Data and it's relationships should be described as much as possible in the database. That's what databases are for. They shouldn't be seen as just some static dump for data.
If you're dropping foreign keys, then what's next? I know, we'll let the application keep track of all of the data means. Let's make each database a single table. It'll have a thousand columns and all of them will be varchar(255).
I agree with the author and the pro-FK comments. Especially by Dave Cross. I think most new "database programmers" see database as an special-featured Excel.
Always put theory (and idea) first!
While in theory I agree, in practice this is much more problematic. If I (as a DBA) have the ability to capture the scope of a requirement and design, build, and implement that scope, my schema may contain FK's, defaults, non-nullable fields, et cetera.

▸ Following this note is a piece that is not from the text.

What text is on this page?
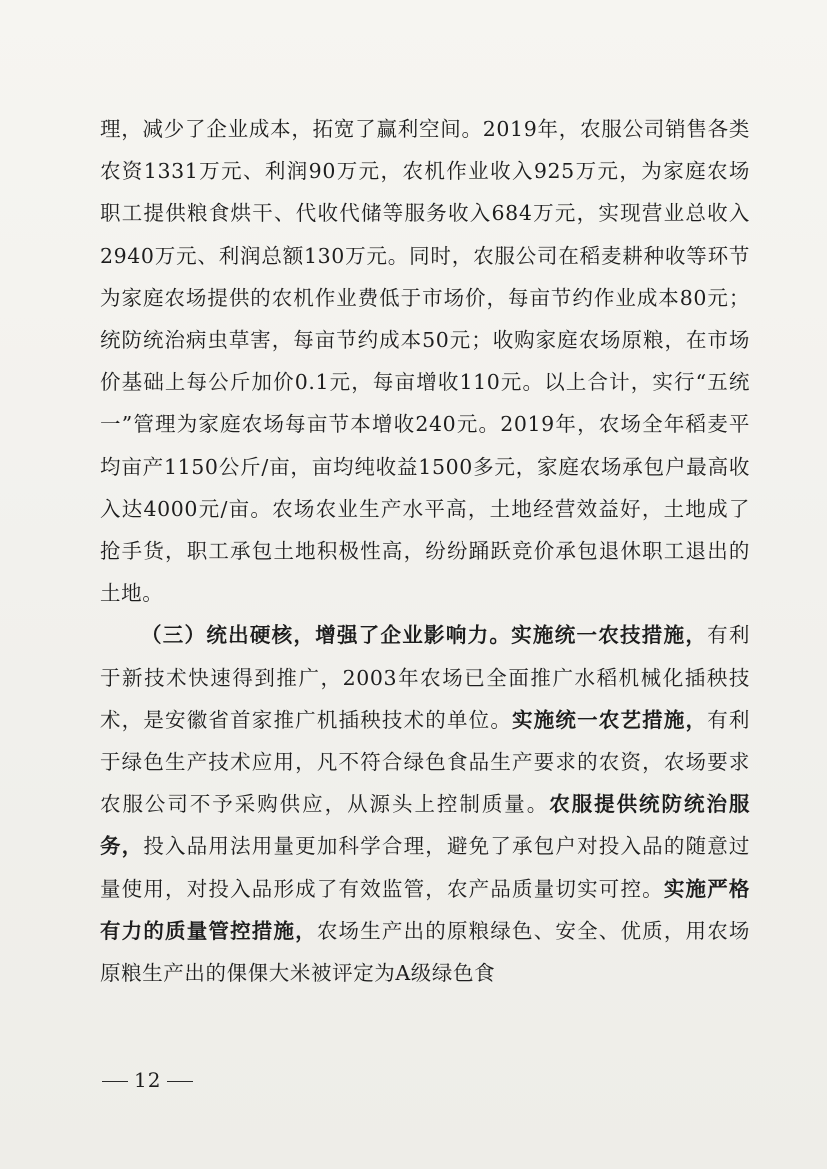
理，减少了企业成本，拓宽了赢利空间。2019年，农服公司销售各类农资1331万元、利润90万元，农机作业收入925万元，为家庭农场职工提供粮食烘干、代收代储等服务收入684万元，实现营业总收入2940万元、利润总额130万元。同时，农服公司在稻麦耕种收等环节为家庭农场提供的农机作业费低于市场价，每亩节约作业成本80元；统防统治病虫草害，每亩节约成本50元；收购家庭农场原粮，在市场价基础上每公斤加价0.1元，每亩增收110元。以上合计，实行“五统一”管理为家庭农场每亩节本增收240元。2019年，农场全年稻麦平均亩产1150公斤/亩，亩均纯收益1500多元，家庭农场承包户最高收入达4000元/亩。农场农业生产水平高，土地经营效益好，土地成了抢手货，职工承包土地积极性高，纷纷踊跃竞价承包退休职工退出的土地。

（三）统出硬核，增强了企业影响力。实施统一农技措施，有利于新技术快速得到推广，2003年农场已全面推广水稻机械化插秧技术，是安徽省首家推广机插秧技术的单位。实施统一农艺措施，有利于绿色生产技术应用，凡不符合绿色食品生产要求的农资，农场要求农服公司不予采购供应，从源头上控制质量。农服提供统防统治服务，投入品用法用量更加科学合理，避免了承包户对投入品的随意过量使用，对投入品形成了有效监管，农产品质量切实可控。实施严格有力的质量管控措施，农场生产出的原粮绿色、安全、优质，用农场原粮生产出的倮倮大米被评定为A级绿色食

12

Unfortunately, usually I inherit someone else's mess, designed by someone who did not understand what they were doing, or did not envision the data being used to current requirements. Ultimately, at management's impatient insistence I end up ripping out most of the constraints just to get the durn thing to work in our environment, and once it's working, nobody wants to touch it for fear of introducing more complications.
From an IT perspective, data integrity is a very important thing; however, from a business perspective, it would seem that any data (even inaccurate data) is better than no data. Go figure.
@Jeremy: I do understand your pain. Unfortunately, developers who know a little SQL seem to assume that's all they know about databases. May I recommend picking up the book Refactoring Databases: Evolutionary Database Design as an alternative strategy?
Of course, business types are often so focused on short-term results that they don't care about long-term success. After all, they know that they (and the app) probably won't be here in a few year's time.